Por eso y aunque parezca paradójico, el Holocausto no fue, o no fue basicamente una consecuencia del racismo, sino en todo caso de una forma extrema, peculiar y diferente de antisemitismo, que lejos de identificar al judío con la raza inferior, lo elevó a la categoría de demiurgo de la modernidad. En la reacción contra la disolución de la comunidad como agente supraindividual requerida por la modernidad, el judío que luchaba por conservar y expandir su recién adquiridad libertad, aparecía a los ojos de los nazifascistas como la personificación del enemigo apátrida y la encarnación de todo aquello que odiaba. Burguesía, liberalismo, utilitarismo, materialismo, individualismo, intelectualismo y democracia, eran todos y cada uno de ellos, conjugables con la figura del judío que recién escapado de los guetos pugnaba por constituir su nueva identidad de hombre libre, asimilándose a lo que fuera congruente con ese propósito.

No fueron los judíos ortodoxos, débiles y tradicionalistas, los enemigos de los nazis, aunque fueran ellos, por razones de tipicidad, los que a menudo se representaban en la iconografía. El adversario era el que no se distinguía de los arios, el que hablaba su lenguaje, el que descollaba en las ciencias a las que recién accedía y el que en todos los ámbitos, con pocas excepciones, impulsaba los valores de la modernidad y descreía de los nacionalismos vernáculos.

Especialmente porque con entera lógica, el judío era enemigo del nacionalismo basado en la sangre en la tierra y en una tradición que lo había encerrado en los guetos. Justamente los valores que el nazismo, en su patología comunitarista, más apreciaba. Cuando el nazismo hablaba de voluntad, fe y mito, del imperio milenario que consagraría la preeminencia aria, ningún lugar había para el judío racionalista y liberal, amante del intelecto y la reflexión. Una dupla que constituía su principal capital. De allí que el objetivo del nazismo no fuera dominarlo para ponerlo a su servicio, como a las presuntas razas inferiores, sino exterminarlo como su principal enemigo.

En realidad y pese a lo que se ha dicho, los nazis nunca despreciaron a los judíos, siempre les temieron. Por tanto mucho se equivoca Nolte cuando asimila el judío al bolchevique, porque no advierte que los nazis combatieron al primero como portavoz de la modernidad y por ende como su verdadero enemigo, mientras con el segundo, podían compartir al menos, su común odio a la democracia burguesa. Podrá arguirse que el socialismo, en su optimismo historicista, constituía también un desarrollo parcial de la modernidad, pero si ello era claro en el proyecto desalienante del marxismo de Marx, lo fue menos en el de Lenin y en la práctica de su revolución.
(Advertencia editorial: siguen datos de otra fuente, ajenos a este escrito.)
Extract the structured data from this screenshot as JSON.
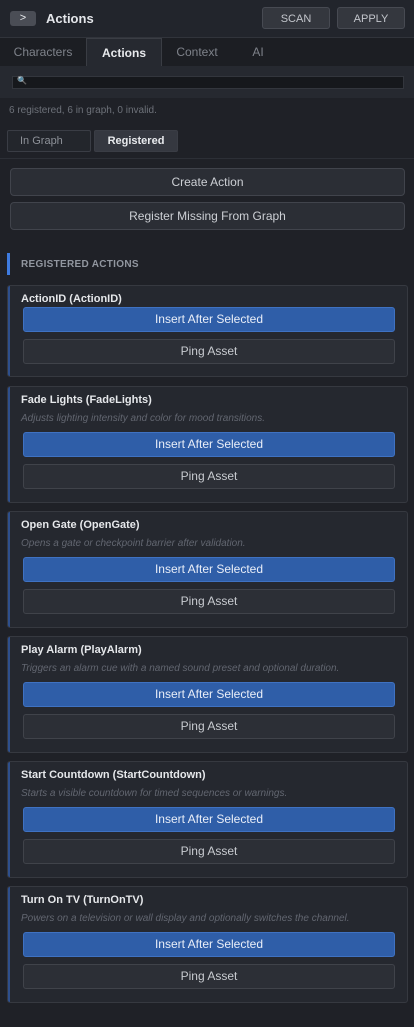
{
  "header": {
    "toggle_icon": "chevron-right-icon",
    "toggle_glyph": ">",
    "title": "Actions",
    "scan_label": "SCAN",
    "apply_label": "APPLY"
  },
  "tabs": [
    {
      "label": "Characters",
      "active": false
    },
    {
      "label": "Actions",
      "active": true
    },
    {
      "label": "Context",
      "active": false
    },
    {
      "label": "AI",
      "active": false
    }
  ],
  "search": {
    "value": "",
    "placeholder": "",
    "icon": "search-icon",
    "glyph": "🔍"
  },
  "status": "6 registered, 6 in graph, 0 invalid.",
  "filter": {
    "in_graph": "In Graph",
    "registered": "Registered",
    "selected": "Registered"
  },
  "buttons": {
    "create": "Create Action",
    "register_missing": "Register Missing From Graph"
  },
  "section_title": "REGISTERED ACTIONS",
  "cards": [
    {
      "title": "ActionID (ActionID)",
      "description": "",
      "insert": "Insert After Selected",
      "ping": "Ping Asset"
    },
    {
      "title": "Fade Lights (FadeLights)",
      "description": "Adjusts lighting intensity and color for mood transitions.",
      "insert": "Insert After Selected",
      "ping": "Ping Asset"
    },
    {
      "title": "Open Gate (OpenGate)",
      "description": "Opens a gate or checkpoint barrier after validation.",
      "insert": "Insert After Selected",
      "ping": "Ping Asset"
    },
    {
      "title": "Play Alarm (PlayAlarm)",
      "description": "Triggers an alarm cue with a named sound preset and optional duration.",
      "insert": "Insert After Selected",
      "ping": "Ping Asset"
    },
    {
      "title": "Start Countdown (StartCountdown)",
      "description": "Starts a visible countdown for timed sequences or warnings.",
      "insert": "Insert After Selected",
      "ping": "Ping Asset"
    },
    {
      "title": "Turn On TV (TurnOnTV)",
      "description": "Powers on a television or wall display and optionally switches the channel.",
      "insert": "Insert After Selected",
      "ping": "Ping Asset"
    }
  ],
  "colors": {
    "accent": "#3e7be0",
    "primary_button": "#2f5ea8",
    "background": "#1f2127"
  }
}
La que, descartando los aspectos filosóficos de esa modernidad -fundamentalmente su acento en la autonomía ética- unicamente retuvo su afán industrializador y su ethos antitradicionalista.

Por otra parte la visión del judío diferencia al fascismo italiano de su par alemán, porque el primero, sin la carga del racismo tradicional pudo concebir su revuelta contra la modernidad mucho más en términos culturales o de confrontación entre Estados, de lo que lo hizo el nazismo, encerrado en sus atavismos raciales.
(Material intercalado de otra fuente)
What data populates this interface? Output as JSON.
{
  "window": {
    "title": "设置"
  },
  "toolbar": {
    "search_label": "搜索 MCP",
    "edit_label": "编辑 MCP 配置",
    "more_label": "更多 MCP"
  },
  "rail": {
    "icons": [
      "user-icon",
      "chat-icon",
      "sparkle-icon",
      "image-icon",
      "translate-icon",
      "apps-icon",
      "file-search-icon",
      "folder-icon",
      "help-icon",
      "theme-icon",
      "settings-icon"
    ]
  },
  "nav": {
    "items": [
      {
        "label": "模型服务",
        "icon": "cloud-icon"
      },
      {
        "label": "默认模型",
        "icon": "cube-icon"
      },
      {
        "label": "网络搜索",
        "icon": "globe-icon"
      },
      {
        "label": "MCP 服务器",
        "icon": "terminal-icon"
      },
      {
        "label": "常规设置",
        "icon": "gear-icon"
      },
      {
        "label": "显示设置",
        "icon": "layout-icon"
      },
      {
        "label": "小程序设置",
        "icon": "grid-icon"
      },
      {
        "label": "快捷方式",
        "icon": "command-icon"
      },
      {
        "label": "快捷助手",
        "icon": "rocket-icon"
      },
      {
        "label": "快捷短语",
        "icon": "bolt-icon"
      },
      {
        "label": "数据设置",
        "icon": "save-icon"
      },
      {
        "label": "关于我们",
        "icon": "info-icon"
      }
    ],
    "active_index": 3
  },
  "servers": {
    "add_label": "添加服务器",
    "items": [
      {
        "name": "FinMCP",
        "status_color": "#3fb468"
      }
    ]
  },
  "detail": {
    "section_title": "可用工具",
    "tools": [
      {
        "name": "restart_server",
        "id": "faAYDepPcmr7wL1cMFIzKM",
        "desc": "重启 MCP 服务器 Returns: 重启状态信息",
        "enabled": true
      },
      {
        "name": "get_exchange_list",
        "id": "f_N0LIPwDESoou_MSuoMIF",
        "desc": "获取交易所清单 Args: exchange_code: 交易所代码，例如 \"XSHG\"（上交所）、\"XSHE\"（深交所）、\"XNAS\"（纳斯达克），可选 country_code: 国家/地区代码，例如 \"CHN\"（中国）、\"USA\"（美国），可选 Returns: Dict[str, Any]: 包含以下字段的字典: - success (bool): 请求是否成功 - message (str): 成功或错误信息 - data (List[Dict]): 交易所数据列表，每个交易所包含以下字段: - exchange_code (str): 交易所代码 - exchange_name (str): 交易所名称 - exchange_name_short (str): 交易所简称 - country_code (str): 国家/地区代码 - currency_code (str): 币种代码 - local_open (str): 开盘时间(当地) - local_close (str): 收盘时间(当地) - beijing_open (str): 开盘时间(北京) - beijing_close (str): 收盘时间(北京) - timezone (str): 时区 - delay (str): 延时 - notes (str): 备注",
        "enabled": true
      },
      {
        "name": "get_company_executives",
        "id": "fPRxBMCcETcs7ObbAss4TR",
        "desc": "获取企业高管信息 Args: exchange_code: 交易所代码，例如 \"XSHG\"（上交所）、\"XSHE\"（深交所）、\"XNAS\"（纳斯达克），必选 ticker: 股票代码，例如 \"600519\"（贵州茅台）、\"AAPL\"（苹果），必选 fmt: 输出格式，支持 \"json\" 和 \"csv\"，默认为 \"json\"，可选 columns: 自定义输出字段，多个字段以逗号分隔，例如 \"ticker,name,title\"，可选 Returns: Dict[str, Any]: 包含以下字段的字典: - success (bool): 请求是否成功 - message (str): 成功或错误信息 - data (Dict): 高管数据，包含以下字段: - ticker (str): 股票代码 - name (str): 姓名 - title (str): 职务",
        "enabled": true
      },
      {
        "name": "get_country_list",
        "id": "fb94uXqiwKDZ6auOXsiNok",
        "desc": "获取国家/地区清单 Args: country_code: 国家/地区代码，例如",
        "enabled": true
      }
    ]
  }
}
Es obvio sin embargo, que no fue esta dimensión la única que define al fascismo alemán. Las configuraciones culturales se crean en largas líneas de tiempo y se incriben prosperando o decayendo, en coyunturas específicas, donde a veces priman los factores políticos, a veces los económicos y en ocasiones las confluencias inesperadas de distintas vertientes sociales. En ese entresijo entre "posiciones y relaciones sociales" por un lado y "acciones e interacciones" por otro, entre "física social" y "fenomenología social", entre cultura y sentimientos compartidos, no es menor la figura del héroe o del villano, capaz de asumir la tensión del momento, catalizarla y llevarla a buen o mal puerto. Por su lado las sociedades, como tantas veces se ha demostrado, no son entidades homogéneas cuyos diversos, grupos, estratos o clases (cuando las mismas tienen cierta conciencia de su unidad), compartan una única cultura ni reaccionen de manera uniforme. Todo lo cual constituyen generalidades que la historiografía, en sus distintas corrientes, maneja desde Ranke hasta el presente, por más que en ocasiones, cegada por reduccionismos recurrentes, parezca olvidarlas.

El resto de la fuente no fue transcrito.